O Sindicato dos Músicos do Estado do Ceará (Sindimuce) abriu flanco de luta para desengavetar o projeto da nova Lei Estadual do Couvert Artístico, cujo autor é Renatso Roseno (PSOL) e subscrita por Larissa Gaspar (PT). O projeto prevê que as casas de show, bares, restaurantes, casas noturnas e estabelecimentos similares destinem aos músicos pelo menos 90% do valor arrecadado com o Couvert Artístico ou paguem o músico por meio da tabela de cachês do sindicato.
Atualmente, muitas casas apuram o valor do Couvert e destinam um valor bem menor aos artistas. Pelo novo projeto, o músico poderá fiscalizar esse valor por meio de um produtor e, inclusive, cobrar ele mesmo couver artístico, utilizando maquininha de cartão de crédito à parte.

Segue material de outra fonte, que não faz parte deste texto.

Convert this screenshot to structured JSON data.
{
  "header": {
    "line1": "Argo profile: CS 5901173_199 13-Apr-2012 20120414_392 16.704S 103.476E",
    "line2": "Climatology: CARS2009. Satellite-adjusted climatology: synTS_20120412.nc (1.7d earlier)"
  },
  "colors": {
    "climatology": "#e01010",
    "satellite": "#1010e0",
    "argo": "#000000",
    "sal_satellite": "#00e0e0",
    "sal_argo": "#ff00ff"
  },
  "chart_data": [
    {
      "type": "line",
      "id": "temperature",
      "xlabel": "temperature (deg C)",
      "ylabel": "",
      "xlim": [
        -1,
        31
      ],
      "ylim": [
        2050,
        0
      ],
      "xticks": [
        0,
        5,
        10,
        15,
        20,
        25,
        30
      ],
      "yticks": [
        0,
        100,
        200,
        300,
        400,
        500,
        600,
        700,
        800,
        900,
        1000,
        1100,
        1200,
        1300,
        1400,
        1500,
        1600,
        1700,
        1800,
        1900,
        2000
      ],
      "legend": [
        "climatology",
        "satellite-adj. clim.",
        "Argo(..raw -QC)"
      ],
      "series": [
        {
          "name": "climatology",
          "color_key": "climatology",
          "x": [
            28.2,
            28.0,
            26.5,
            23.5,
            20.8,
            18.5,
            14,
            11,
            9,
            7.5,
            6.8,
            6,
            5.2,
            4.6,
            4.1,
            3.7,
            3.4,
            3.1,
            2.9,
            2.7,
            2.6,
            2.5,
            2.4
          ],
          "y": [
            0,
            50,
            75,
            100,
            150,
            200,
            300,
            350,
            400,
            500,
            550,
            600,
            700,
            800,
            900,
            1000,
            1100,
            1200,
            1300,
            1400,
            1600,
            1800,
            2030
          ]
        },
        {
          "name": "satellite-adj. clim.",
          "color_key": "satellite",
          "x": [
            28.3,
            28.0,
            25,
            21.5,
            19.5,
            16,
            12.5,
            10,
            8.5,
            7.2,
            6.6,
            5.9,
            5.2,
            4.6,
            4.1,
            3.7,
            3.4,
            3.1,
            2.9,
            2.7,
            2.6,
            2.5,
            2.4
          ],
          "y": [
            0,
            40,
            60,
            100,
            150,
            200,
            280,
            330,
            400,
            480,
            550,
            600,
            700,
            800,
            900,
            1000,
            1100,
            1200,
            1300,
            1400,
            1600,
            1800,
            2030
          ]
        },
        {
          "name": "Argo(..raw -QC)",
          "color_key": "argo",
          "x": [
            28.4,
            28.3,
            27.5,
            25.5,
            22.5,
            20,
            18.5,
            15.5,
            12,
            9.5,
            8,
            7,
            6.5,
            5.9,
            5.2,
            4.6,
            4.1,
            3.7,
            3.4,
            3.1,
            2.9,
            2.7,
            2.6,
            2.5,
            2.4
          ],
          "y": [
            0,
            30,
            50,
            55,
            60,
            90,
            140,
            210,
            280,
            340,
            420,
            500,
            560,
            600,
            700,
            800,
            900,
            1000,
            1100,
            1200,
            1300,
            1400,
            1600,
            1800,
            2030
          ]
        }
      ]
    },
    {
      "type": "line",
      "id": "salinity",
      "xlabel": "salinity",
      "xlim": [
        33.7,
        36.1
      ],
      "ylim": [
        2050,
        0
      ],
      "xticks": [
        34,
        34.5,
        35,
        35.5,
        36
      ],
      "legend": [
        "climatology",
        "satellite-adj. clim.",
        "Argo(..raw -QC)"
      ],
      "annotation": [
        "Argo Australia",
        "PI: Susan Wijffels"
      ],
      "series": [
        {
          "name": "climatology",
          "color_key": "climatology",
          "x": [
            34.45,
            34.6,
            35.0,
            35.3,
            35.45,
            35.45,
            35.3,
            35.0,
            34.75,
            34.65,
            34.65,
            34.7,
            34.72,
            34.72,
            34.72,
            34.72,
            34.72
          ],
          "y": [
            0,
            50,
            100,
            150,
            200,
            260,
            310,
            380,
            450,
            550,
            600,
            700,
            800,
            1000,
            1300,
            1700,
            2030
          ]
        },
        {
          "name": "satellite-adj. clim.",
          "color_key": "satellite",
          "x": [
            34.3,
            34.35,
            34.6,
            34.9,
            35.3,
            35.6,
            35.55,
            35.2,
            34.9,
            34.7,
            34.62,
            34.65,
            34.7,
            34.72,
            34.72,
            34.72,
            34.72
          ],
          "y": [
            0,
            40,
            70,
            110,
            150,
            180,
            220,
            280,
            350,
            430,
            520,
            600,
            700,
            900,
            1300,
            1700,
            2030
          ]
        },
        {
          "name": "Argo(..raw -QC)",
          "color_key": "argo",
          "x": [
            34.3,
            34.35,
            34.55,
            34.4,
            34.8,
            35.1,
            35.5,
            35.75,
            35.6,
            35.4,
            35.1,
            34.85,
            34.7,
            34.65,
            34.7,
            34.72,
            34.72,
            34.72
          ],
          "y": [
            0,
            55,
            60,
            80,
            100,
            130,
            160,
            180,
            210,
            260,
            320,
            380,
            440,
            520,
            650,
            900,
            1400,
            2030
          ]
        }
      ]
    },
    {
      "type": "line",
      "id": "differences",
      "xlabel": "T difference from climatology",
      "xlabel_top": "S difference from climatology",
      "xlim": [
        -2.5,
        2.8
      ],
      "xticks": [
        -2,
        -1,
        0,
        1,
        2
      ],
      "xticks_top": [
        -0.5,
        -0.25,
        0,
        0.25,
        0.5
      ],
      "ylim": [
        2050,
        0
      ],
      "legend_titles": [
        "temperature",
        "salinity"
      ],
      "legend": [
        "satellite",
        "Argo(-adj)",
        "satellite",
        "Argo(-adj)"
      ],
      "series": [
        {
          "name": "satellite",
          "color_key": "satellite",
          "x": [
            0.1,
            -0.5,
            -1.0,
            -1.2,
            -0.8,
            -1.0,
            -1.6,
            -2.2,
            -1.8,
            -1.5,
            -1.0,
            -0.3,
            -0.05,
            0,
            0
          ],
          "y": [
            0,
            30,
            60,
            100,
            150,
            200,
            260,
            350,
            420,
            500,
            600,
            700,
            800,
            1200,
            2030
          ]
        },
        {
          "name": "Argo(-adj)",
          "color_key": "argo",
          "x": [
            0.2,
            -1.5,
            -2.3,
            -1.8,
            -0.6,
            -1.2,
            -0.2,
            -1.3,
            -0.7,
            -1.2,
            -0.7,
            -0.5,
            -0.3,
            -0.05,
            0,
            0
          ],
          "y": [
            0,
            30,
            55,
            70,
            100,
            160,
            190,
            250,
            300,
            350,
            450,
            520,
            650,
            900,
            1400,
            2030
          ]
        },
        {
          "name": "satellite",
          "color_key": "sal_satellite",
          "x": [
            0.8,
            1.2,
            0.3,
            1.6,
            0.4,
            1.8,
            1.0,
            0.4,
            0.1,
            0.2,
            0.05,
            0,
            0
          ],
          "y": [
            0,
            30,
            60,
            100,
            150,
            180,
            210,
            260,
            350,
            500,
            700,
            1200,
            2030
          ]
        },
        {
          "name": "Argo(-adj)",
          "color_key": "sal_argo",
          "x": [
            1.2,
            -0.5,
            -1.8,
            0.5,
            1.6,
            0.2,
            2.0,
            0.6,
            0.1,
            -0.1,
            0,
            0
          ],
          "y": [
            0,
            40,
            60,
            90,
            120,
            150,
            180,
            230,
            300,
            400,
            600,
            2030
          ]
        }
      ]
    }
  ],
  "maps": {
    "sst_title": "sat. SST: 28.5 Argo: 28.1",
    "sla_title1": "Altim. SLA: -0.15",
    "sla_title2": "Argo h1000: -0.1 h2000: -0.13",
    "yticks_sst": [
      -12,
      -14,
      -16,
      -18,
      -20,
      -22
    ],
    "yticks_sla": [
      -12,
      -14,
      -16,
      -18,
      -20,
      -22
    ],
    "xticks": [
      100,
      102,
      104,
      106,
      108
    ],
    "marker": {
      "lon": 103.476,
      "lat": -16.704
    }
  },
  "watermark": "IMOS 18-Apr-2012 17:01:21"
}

O projeto de lei aguarda parecer na Comissão de Constituição e Justiça da Assembleia Legislativa. O sindicato dos Músicos cobra agilidade nessa apresentação de relatório e apoio da liderança do governo para que a tramitação possa ocorrer o quanto antes. A matéria tramita desde 2023 e a luta é para que vire lei antes do período eleitoral deste ano.
Questões trabalhistas
O novo projeto de lei também traz uma série de medidas para a proteção dos direitos trabalhistas do músico, como a garantia de equipamentos de qualidade, evitando choques elétricos, o direito à água potável, porque existem casas que servem água da torneira para os músicos, o que atenta contra a dignidade dos profissionais.
Também garante o direito a intervalo na jornada para evitar longas jornadas e shows de longa duração, o que prejudica o direito das mulheres cantoras de utilizarem o banheiro. O projeto quer ainda evitar condições insalubres de sonorização, com volume exagerado, prejudicando a audição dos trabalhadores, em médio e longo prazo.
O Sindicato dos Músicos já realizou diversas assembleias e manifestações sobre o tema e seguirá cobrando a apresentação do relatório, a aprovação na CCJ e, futuramente, a aprovação no plenário da Assembleia e a futura sanção pelo governador Eumano de Freitas.